But, sticking with the feminist idea, the chrysanthemums symbolize Elisa. They also symbolize beauty as well as potential strength and possibility. Given the right care and attention, the flowers can grow to be very beautiful and strong. Henry notes how strong, "ten inches across," they are and the tinker notes how beautiful they are. "Looks like a quick puff of colored smoke?" Elisa appreciates both comments and we can look at these descriptions as parallels with herself. She is beautiful and strong. Ironically, she wants Henry to notice her beauty which he does not, an innocent mistake since he loves her and just looks at the world in practical ways. Elisa wants the tinker to notice her strength and he does not, saying "It ain't the right kind of a life for a woman." 

When the tinker leaves, there has been a very subtle sexually charged interaction. But the tinker had only been playing in order to get some work. Later, on the way to dinner, Elisa notices he had thrown out the flowers and kept the pot. The chrysanthemums symbolize opportunity as extensions of Elisa herself. By sharing them with the tinker, the flowers actually travel beyond the confines of the ranch. In a way, a part of her goes on the road with the tinker. This is significant because she tries to convince him that she could do what he does. She feels betrayed by the tinker at the sight of the discarded flowers as if she herself has been cast aside. The tinker has cast aside their shared notions of beauty and the idea that she could compete with him. 

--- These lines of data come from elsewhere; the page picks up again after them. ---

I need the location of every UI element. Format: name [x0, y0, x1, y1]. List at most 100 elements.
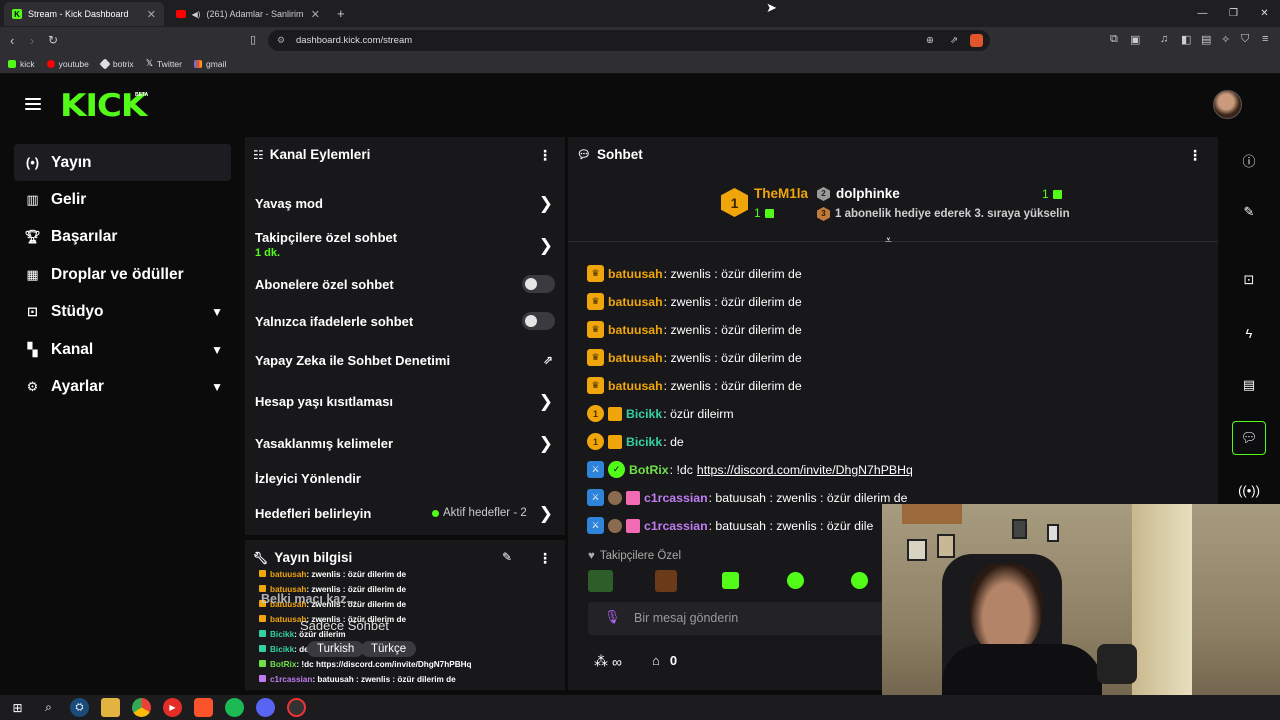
media-player-icon[interactable]: ▶	[163, 698, 182, 717]
sidebar-item-basarilar[interactable]: 🏆︎ Başarılar	[14, 218, 231, 255]
info-icon[interactable]: ⓘ	[1232, 143, 1266, 177]
screenshot-icon[interactable]: ▣	[1130, 33, 1140, 46]
music-icon[interactable]: ♫	[1160, 33, 1168, 45]
kick-logo[interactable]: KICK	[60, 88, 147, 124]
user-avatar[interactable]	[1213, 90, 1242, 119]
chat-username[interactable]: batuusah	[608, 267, 663, 281]
leo-ai-icon[interactable]: ✧	[1221, 33, 1230, 46]
age-restriction-row[interactable]: Hesap yaşı kısıtlaması ❯	[255, 392, 555, 411]
restore-icon[interactable]: ❐	[1218, 0, 1249, 27]
close-tab-icon[interactable]: ✕	[147, 8, 156, 21]
bookmark-icon[interactable]: ▯	[250, 33, 256, 46]
sidebar-item-ayarlar[interactable]: ⚙ Ayarlar ▼	[14, 368, 231, 405]
mini-chat-line: c1rcassian: batuusah : zwenlis : özür di…	[259, 672, 472, 687]
redirect-row[interactable]: İzleyici Yönlendir	[255, 471, 555, 486]
leader-1-name[interactable]: TheM1la	[754, 186, 808, 201]
chat-username[interactable]: BotRix	[629, 463, 669, 477]
spotify-icon[interactable]	[225, 698, 244, 717]
capture-icon[interactable]: ⊡	[1232, 263, 1266, 297]
chat-link[interactable]: https://discord.com/invite/DhgN7hPBHq	[697, 463, 913, 477]
subs-chat-row: Abonelere özel sohbet	[255, 275, 555, 293]
windows-start-icon[interactable]: ⊞	[8, 698, 27, 717]
wallet-icon[interactable]: ▤	[1201, 33, 1211, 46]
chat-username[interactable]: Bicikk	[626, 407, 662, 421]
banned-words-row[interactable]: Yasaklanmış kelimeler ❯	[255, 434, 555, 453]
bookmark-kick[interactable]: kick	[8, 59, 35, 69]
chat-rail-icon[interactable]: 💬︎	[1232, 421, 1266, 455]
followers-chat-row[interactable]: Takipçilere özel sohbet 1 dk. ❯	[255, 230, 555, 259]
bookmark-twitter[interactable]: 𝕏 Twitter	[146, 58, 182, 69]
vpn-icon[interactable]: ⛉	[1241, 33, 1249, 46]
bookmark-gmail[interactable]: gmail	[193, 59, 226, 69]
emote-chat-toggle[interactable]	[522, 312, 555, 330]
viewers-count[interactable]: ⁂ ∞	[594, 653, 622, 670]
gift-badge-icon	[608, 406, 622, 421]
bookmark-botrix[interactable]: botrix	[99, 57, 134, 70]
sidebar-item-studyo[interactable]: ⊡ Stüdyo ▼	[14, 293, 231, 330]
broadcast-rail-icon[interactable]: ((•))	[1232, 473, 1266, 507]
share-icon[interactable]: ⇗	[950, 30, 958, 51]
close-tab-icon[interactable]: ✕	[311, 8, 320, 21]
emote-3[interactable]	[722, 572, 739, 589]
collapse-leaderboard-icon[interactable]: ⩡	[885, 233, 892, 248]
ai-moderation-row[interactable]: Yapay Zeka ile Sohbet Denetimi ⇗	[255, 353, 555, 368]
search-icon[interactable]: ⌕	[39, 698, 58, 717]
chat-username[interactable]: c1rcassian	[644, 519, 708, 533]
emote-2[interactable]	[655, 570, 677, 592]
sidebar-toggle-icon[interactable]: ◧	[1181, 33, 1191, 46]
slow-mode-row[interactable]: Yavaş mod ❯	[255, 194, 555, 213]
chat-input[interactable]: 🎙︎ Bir mesaj gönderin	[588, 602, 888, 635]
chat-username[interactable]: batuusah	[608, 323, 663, 337]
back-icon[interactable]: ‹	[10, 33, 14, 48]
sidebar-item-kanal[interactable]: ▚ Kanal ▼	[14, 331, 231, 368]
chrome-icon[interactable]	[132, 698, 151, 717]
lightning-icon[interactable]: ϟ	[1232, 316, 1266, 350]
chat-username[interactable]: batuusah	[608, 351, 663, 365]
tab-kick-dashboard[interactable]: K Stream - Kick Dashboard ✕	[4, 2, 164, 26]
goals-row[interactable]: Hedefleri belirleyin Aktif hedefler - 2 …	[255, 504, 555, 523]
leader-2-name[interactable]: dolphinke	[836, 186, 900, 201]
chat-input-placeholder: Bir mesaj gönderin	[634, 611, 739, 625]
extension-icon[interactable]: ⧉	[1110, 33, 1118, 46]
steam-icon[interactable]: ⛭	[70, 698, 89, 717]
tab-youtube[interactable]: ◀) (261) Adamlar - Sanlirim Birine - ✕	[168, 2, 328, 26]
sidebar-item-droplar[interactable]: ▦ Droplar ve ödüller	[14, 256, 231, 293]
brave-shield-icon[interactable]	[970, 34, 983, 47]
close-window-icon[interactable]: ✕	[1249, 0, 1280, 27]
emote-1[interactable]	[588, 570, 613, 592]
chat-menu-icon[interactable]: ⋮	[1188, 147, 1202, 164]
file-explorer-icon[interactable]	[101, 698, 120, 717]
channel-actions-menu-icon[interactable]: ⋮	[538, 147, 552, 164]
mini-chat-user: Bicikk	[270, 630, 295, 639]
edit-icon[interactable]: ✎	[1232, 195, 1266, 229]
emote-4[interactable]	[787, 572, 804, 589]
store-count[interactable]: ⌂ 0	[652, 653, 677, 668]
chat-username[interactable]: batuusah	[608, 379, 663, 393]
discord-icon[interactable]	[256, 698, 275, 717]
stream-info-menu-icon[interactable]: ⋮	[538, 550, 552, 567]
sidebar-item-gelir[interactable]: ▥ Gelir	[14, 181, 231, 218]
new-tab-button[interactable]: +	[337, 6, 345, 21]
forward-icon[interactable]: ›	[30, 33, 34, 48]
microphone-icon[interactable]: 🎙︎	[604, 609, 621, 625]
notes-icon[interactable]: ▤	[1232, 368, 1266, 402]
emote-5[interactable]	[851, 572, 868, 589]
brave-icon[interactable]	[194, 698, 213, 717]
hamburger-menu-icon[interactable]	[25, 98, 41, 110]
revenue-icon: ▥	[26, 191, 39, 207]
zoom-icon[interactable]: ⊕	[926, 30, 934, 51]
reload-icon[interactable]: ↻	[48, 33, 58, 47]
obs-icon[interactable]	[287, 698, 306, 717]
menu-icon[interactable]: ≡	[1262, 33, 1268, 45]
bookmark-youtube[interactable]: youtube	[46, 59, 89, 69]
url-field[interactable]: ⚙ dashboard.kick.com/stream ⊕ ⇗	[268, 30, 990, 51]
gift-count: 1	[754, 206, 761, 220]
chat-username[interactable]: c1rcassian	[644, 491, 708, 505]
site-settings-icon[interactable]: ⚙	[277, 30, 285, 51]
edit-pencil-icon[interactable]: ✎	[502, 550, 512, 564]
minimize-icon[interactable]: —	[1187, 0, 1218, 27]
chat-username[interactable]: batuusah	[608, 295, 663, 309]
chat-username[interactable]: Bicikk	[626, 435, 662, 449]
sidebar-item-yayin[interactable]: (•) Yayın	[14, 144, 231, 181]
subs-chat-toggle[interactable]	[522, 275, 555, 293]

In a last ditch effort to assert herself as a strong woman, especially in light of Henry's obliviousness to her attempts to pretty herself up for him, she supposes they go to the fights. But in the end, she retreats from the idea, leaving her dejected again. Had she received the care and consideration (from Henry and/or the tinker) which she had shown the chrysanthemums, her strength and beauty would be more evident to the two men and therefore, more appreciated.